# Set of Natural Numbers, Choice, Computer Programs

I am aware that the following question/discussion is ill-defined, and perhaps has more to do with philosophy than mathematics.

My brother and I were talking and the topic came to “picking a random natural number.” I told him that to my best knowledge, as well as to my logic, there is no such thing as picking a random natural number without setting an upper limit, such as picking a random natural number from the set of natural numbers. Further, I added that one cannot write a computer program that would pick a random natural number from the set of natural numbers. (For the sake of simplicity, the process of how “randomness” is determined, or whether perfect randomness can be achieved is out of discussion.)
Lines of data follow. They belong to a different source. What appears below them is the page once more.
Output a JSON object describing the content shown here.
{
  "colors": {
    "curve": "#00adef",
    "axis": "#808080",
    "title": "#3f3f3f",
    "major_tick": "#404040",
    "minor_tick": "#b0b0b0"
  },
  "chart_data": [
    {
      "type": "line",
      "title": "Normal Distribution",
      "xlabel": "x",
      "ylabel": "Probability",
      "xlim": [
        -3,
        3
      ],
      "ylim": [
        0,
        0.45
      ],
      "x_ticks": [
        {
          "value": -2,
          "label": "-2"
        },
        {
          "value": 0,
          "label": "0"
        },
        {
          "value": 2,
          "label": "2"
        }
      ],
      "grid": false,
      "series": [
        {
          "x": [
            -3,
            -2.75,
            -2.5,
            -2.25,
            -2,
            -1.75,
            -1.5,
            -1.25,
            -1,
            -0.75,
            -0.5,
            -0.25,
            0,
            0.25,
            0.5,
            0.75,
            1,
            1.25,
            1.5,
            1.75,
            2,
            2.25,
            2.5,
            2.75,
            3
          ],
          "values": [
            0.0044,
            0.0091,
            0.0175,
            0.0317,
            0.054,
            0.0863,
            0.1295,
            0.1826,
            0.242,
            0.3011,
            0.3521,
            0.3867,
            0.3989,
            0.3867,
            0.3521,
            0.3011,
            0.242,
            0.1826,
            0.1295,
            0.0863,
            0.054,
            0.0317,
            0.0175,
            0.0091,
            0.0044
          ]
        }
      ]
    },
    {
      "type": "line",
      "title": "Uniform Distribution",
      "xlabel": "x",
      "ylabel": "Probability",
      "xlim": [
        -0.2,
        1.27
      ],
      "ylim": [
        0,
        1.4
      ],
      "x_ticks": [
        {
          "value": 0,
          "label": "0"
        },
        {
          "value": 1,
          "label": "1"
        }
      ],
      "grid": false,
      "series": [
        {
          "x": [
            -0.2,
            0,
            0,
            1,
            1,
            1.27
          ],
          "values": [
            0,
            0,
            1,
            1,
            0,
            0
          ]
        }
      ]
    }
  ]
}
Then, the topic came to the probability of Person A and Person B picking the same natural number. And here is how I managed to confuse myself: Suppose A and B think of a natural number in any way they wish; they are even allowed to invent their own notations for very large numbers. What's the probability of A's choice being equal to B's choice?

Argument 1: The answer is not zero, because a human's capacity of picking a random natural number is not infinitely large.

Argument 2: The answer is lower than any given ratio, because one cannot set an upper limit to human imagination. (Whatever the limit, I say limit plus one, etc.) (Yet, human imagination is not infinite.)

My question: Is this discussion meaningful in any way? Does it belong to mathematics? Could it ever be possible to simulate the above discussion via a computer program? (That, is it theoretically possible to write a computer program such that one can never know the upper limit the program will output?)

With a nod to the Sapir–Whorf hypothesis, where words limit thought, most people are unfamiliar with number names above a trillion. Is anyone likely to guess 103 ‎quadrillion? So assuming a max of 999,999,999,999,999 + 1 for smart alecs that know the value of a google, my guess for a lower limit of the probability is $1$ in $10^{15}$ but would not be surprised if experiments found it as high as $1$ in $10^4$. It would depend on how the question was phrased and if volunteers were encouraged to think of "big" numbers.